Although girls and women try to keep their virginity till marriage, many of them engage in sex in one way or another. Virginity is important not only for the woman but for her family. A woman losing her virginity is a dishonour to her family. For them, she can have sex with anyone. She can even be described as a whore. The catastrophe for her family is when she falls pregnant. This means, besides being a disgrace to them, she has little chances of getting married. There were cases of unmarried women who died attempting abortions as there are cases of women who abandoned and even killed their new born babies because of having them out of wedlock or from an unknown father.


A man wanting to marry a woman has the right to ask her to produce a medical certificate showing her virginity in case she has never been married. He also has the right to divorce her in case he discovers she isn’t virgin. One of the reasons is that the husband fears that she can have sex with another man days before their marriage and in case of pregnancy, he will father a child that isn’t his.

It is still an insult in Morocco to ask an unmarried woman if she is still virgin. Because this means describing her as being morally loose.


What is interesting to notice is the hypocrisy surrounding the attitude to women sexuality before marriage. A woman can secretly have sex before getting married. But the important is to keep her virginity. There are degrees concerning this.

1) The woman should keep chaste until marriage.

2) She should keep her virginity in case of having sex. This is the minimum damage, as she can keep intact for marriage.

3) She can lose her virginity, which a disgrace to her and her family.

Men should become realistic about the sexuality of women. In the past it was possible for women to get married as young as 14. Now with social changes, the majority of women get married later in their twenties. It is unimaginable that they can abstain from sex, especially if they have a male friend they trust and love.


Marriage after all means coexistence, mutual support and love. What matters is marital life after marriage contract is the personality of the couple. Degrading a woman because of not being virgin is like sentencing a person to long term imprisonment for an act that harms no one, but which is seen as harmful by the others who can’t at least be forgiving. In other words, women shouldn’t be seen just a mere bodies. They are persons with their own personalities.

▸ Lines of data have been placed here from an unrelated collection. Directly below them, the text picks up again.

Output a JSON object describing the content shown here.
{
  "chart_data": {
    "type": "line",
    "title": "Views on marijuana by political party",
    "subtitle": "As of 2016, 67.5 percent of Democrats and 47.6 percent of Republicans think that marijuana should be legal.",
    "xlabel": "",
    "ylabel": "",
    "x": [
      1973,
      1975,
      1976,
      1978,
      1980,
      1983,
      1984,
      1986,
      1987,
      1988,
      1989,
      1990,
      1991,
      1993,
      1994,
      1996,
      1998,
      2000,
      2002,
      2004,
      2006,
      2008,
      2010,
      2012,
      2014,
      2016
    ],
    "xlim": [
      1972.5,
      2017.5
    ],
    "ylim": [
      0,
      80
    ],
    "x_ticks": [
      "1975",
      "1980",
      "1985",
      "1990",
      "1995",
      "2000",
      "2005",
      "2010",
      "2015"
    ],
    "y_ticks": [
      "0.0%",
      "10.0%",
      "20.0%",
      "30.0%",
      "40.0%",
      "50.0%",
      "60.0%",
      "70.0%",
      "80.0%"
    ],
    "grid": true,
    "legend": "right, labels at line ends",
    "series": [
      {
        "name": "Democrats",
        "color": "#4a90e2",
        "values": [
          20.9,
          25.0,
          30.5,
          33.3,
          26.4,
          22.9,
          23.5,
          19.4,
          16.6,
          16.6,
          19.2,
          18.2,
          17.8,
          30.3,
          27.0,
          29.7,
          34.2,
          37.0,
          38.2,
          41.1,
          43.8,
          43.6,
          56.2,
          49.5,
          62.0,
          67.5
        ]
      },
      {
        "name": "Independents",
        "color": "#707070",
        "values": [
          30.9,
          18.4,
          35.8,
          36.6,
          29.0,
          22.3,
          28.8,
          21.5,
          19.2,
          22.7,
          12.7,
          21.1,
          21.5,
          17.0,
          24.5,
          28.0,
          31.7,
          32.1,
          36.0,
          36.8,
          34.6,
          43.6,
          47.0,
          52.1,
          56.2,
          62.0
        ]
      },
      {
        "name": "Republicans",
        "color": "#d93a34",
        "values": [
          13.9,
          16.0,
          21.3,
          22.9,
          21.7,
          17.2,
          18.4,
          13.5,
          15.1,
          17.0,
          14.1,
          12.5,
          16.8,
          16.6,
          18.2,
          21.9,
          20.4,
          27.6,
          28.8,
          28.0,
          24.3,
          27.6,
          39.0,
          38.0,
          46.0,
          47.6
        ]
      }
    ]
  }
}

Sex is sex. Some men accept to marry a divorced or a widowed woman but refuse to marry one who isn’t virgin. It’s better to marry who isn’t virgin but proves to be a good wife than to marry a virgin who later becomes unfaithful or keeping her love for another man she never had the chance to have sex with. Don’t they say, “Don’t commit adultery in your heart.”? Some women can be adulterous by keeping their love for another man and there is no physical evidence to find it out because it’s all in their hearts.



It is just the mentality that decides the attitude. In UK, Edward VIII ,only months into his reign, forced a constitutional crisis by proposing marriage to the American divorcée Wallis Simpson. He had to abdicate to marry her. In the 21st century, it has become normal for royalties to marry divorced women. Prince Charles married Camilla. In Spain, Crown Prince Felipe married Letizia, a divorced journalist. In the West, it took a long time to accept to see a woman for what she is.